Pauline Kael escreveu o seguinte: “Barbara Stanwyck era uma atriz incrível. Como a garota do interior que se junta ao show Buffalo Bill’s Wild West Show e se torna internacionalmente famosa por sua pontaria (e seu talento para o show), ela está consistentemente pura e crível, e leva uma carga física ao papel. O filme, dirigido por George Stevens, aborda alguns pontos sobre raça que ele usaria mais tarde em Giant (e que Arthur Penn tratou em Little Big Man), mas aqui estão mais leves e melhores. O filme dá a sensação de ter sido quase improvisado. (Ele incluj muito do material que parece tensionado no estilo de improvisação de Buffalo Bill and the Indians, de Robert Altman, de 1976.) O roteiro, de Joel Sayre e John Twist, a partir de uma história de Joseph A. Fields e Ewart Adamson, enfatiza a falta de vontade instintiva de Annie de humilhar o belo Melhor Atirador do Mundo (Preston Foster) por ser melhor de tiro do que ele. (…) Talvez o elenco tenha intuitivamente reagido ao talento de Stanwyck: todo mundo na trupe Wild West parece saber que Annie Oakley não é uma pessoa comum. Quanto a Preston Foster, ele é suavemente desinteressante, mas ainda assim traz um charme masculino ao seu papel. Com Moroni Olsen como Buffalo Bill, Chief Thunder Bird como Sitting Bull, e Melvyn Douglas, Pert Kelton, and Andy Clyde. RKO.”
Euzinho, um eterno apaixonado pela Era Clássica de Hollywood, adorei ver este filme.
Anotação em janeiro de 2025
Na Mira de um Coração/Annie Oakley
De George Stevens, EUA, 1935
Com Barbara Stanwyck (Annie Oakley),
Preston Foster (Toby Walker),
Melvyn Douglas (Jeff Hogarth, o empresário), Moroni Olsen (Buffalo Bill), Pert Kelton (Vera Delmar, a namorada de Toby), Andy Clyde (James MacIvor, o dono do hotel|), Chief Thunderbird (Sitting Bull, o Touro Sentado), Dick Elliott (Ned Buntline, o assessor de imprensa de Buffalo Bill), Margaret Armstrong (Mrs.
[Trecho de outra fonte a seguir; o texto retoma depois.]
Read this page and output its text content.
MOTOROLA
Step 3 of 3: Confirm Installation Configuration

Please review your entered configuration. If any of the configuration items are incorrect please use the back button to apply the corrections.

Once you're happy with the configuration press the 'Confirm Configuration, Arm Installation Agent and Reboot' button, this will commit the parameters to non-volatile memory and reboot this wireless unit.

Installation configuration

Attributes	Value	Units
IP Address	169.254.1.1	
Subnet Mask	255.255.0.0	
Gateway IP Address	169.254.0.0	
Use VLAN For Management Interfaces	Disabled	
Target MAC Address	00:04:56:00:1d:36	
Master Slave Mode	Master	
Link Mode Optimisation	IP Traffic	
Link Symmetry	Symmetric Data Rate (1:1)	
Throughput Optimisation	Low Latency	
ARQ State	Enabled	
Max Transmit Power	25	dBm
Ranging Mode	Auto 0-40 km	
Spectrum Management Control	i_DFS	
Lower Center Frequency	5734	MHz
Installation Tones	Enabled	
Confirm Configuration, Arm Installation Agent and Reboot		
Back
Oakley, a mãe de Annie), Delmar Watson (Wesley Oakley, o irmãozinho de Annie), Adeline Craig (Susan Oakley, a irmãzinha de Annie), Philo McCullough (oficial), Theodore Lorch (o locutor do show)
Roteiro Joel Sayre, John Twist
Baseado em história de Joseph Fields e Ewart Adamson
Fotografia J. Roy Hunt
Diretor musical Alberto Colombo
Montagem Jack B. Hively
Direção de arte Van Nest Polglase, Perry Ferguson
Na TV Elói. Produção Cliff Reid, RKO Radio Pictures.